The Cook Islands is expected to adopt the stance taken by the Alliance of Small Island States (AOSIS) as set out in their 2009 declaration on Climate Change announced in New York on 21 September 2009. An extract of point number six is set out below.
“6. We assert thus that the outcome to be concluded at the fifteenth session of the Conference of the Parties to the United Nations Framework Convention on Climate Change in Copenhagen in 2009 should inter alia:
a. Use the avoidance of adverse climate change impacts on SIDS as one of the key
benchmarks for assessing its appropriateness, consistent with the precautionary principle and the principle of prevention;
b. Adopt a package of mitigation activities, now, up to and beyond 2012 that provides for:
i. long-term stabilization of atmospheric greenhouse gas concentrations at well below
350ppm CO2-equivalent levels;
ii. global average surface temperature increases to be limited to well below 1.5° C
above pre-industrial levels;
iii. global greenhouse gas emissions to peak by 2015 and decline thereafter;
iv. reductions in global greenhouse gas emissions by more than 85% below 1990
levels by 2050
v. Annex I parties to the UNFCCC to reduce their collective GHG emissions by more
than 45% below 1990 levels by 2020, and more than 95% below 1990 levels by
2050, given their historical responsibility;
vi. A significant deviation from business as usual by developing countries through measurable, reportable and verifiable nationally appropriate mitigation actions in
the context of sustainable development, supported and enabled by technology, financing and capacity-building, in a measurable, reportable and verifiable manner.
c.

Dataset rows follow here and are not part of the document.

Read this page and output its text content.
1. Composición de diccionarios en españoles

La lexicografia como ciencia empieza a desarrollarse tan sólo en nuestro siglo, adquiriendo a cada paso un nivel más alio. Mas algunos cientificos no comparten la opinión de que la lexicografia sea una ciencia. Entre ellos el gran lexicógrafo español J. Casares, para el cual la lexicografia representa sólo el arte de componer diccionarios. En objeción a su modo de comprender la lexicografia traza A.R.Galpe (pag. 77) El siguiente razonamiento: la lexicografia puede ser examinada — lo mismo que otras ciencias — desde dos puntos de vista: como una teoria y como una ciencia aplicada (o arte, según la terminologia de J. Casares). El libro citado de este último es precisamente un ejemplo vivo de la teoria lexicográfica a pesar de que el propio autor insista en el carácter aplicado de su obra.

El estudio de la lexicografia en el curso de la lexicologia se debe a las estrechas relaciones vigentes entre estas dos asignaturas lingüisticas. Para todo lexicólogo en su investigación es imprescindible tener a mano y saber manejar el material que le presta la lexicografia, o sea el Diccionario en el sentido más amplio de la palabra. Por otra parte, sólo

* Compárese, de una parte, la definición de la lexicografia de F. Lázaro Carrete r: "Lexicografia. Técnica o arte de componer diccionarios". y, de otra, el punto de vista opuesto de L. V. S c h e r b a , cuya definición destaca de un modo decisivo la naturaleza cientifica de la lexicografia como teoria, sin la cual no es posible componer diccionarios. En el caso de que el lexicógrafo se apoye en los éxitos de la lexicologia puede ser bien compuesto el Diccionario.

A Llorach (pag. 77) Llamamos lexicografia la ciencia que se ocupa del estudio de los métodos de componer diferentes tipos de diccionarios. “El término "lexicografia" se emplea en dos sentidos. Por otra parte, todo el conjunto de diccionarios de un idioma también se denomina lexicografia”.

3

Provide SIDS with new, additional, predictable, transparent and adequate sources of grant-based financing to fully meet the adaptation needs of these particularly vulnerable countries, and ensure for SIDS that access is timely, direct, prioritized and simplified.
d. Call for an urgent and significant scaling up of the provision of financial resources and investment that is adequate, predictable and sustainable to support action on mitigationin developing country Parties for the enhanced implementation of national mitigationstrategies; including positive incentives, the mobilization of public- and private-sectorfunding and investment and facilitation of carbon-friendly investment choices.
e. Ensure that renewable energy and energy efficiency form essential pillars of future mitigation actions by all countries, taking into account national circumstances.
f. Establish a mechanism to address loss and damage from climate change comprised of a disaster risk component, insurance, and compensation funds, to help SIDS manage the financial and economic risks arising from climate impacts; to assist in the rapid recovery and rehabilitation from climate related extreme weather events and to address unavoidable damage and loss associated with the adverse effects of climate change.
g. Provide support to SIDS to enhance their capacities to respond to the challenges brought on by climate change and to access the technologies that will be required to undertake needed mitigation actions and to adapt to the adverse impacts of climate change, noting the obligations of Annex 1 countries under the UNFCCC in this regard;”
There are seven small island states in the Pacific with more in the Caribbean.